A user note in the PHP manual finally gave a hint why it failed:
"Process Control should not be enabled within a web server environment and unexpected results may happen if any Process Control functions are used within a web server environment."
At least for PHP 5.3.8 which I am using, and who knows how far back, it's not a matter of "should not", it's "can not". Even though I have compiled in PCNTL with --enable-pcntl, it turns out that it only compiles in to the CLI version of PHP, not the Apache module. As a result, I spent many hours trying to track down why function_exists('pcntl_fork') was returning false even though it compiled correctly. It turns out it returns true just fine from the CLI, and only returns false for HTTP requests. The same is true of ALL of the pcntl_*() functions.

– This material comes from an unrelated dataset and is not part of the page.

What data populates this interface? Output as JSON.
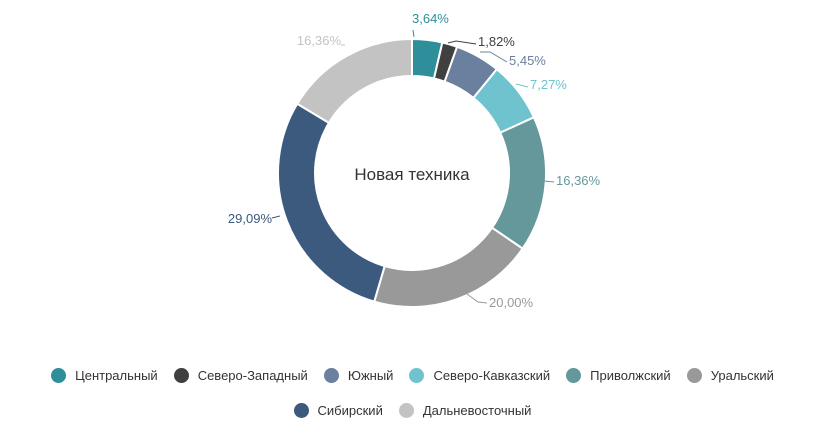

To summarize: PHP's pcntl extension does not work on Apache with mod_php.
timeout to the rescue
After some searching I found the timeout command on my linux system, which came with the GNU core utilities.
timeout lets you specify how long to wait for a process to finish, and kills it with a user-defined signal if it's still running.
phancap utilizes timeout now when running cutycapt. With that I'm confident enough to let phancap run on my public server and use it on the SemanticScuttle demo site to provide screenshots for bookmarked web sites.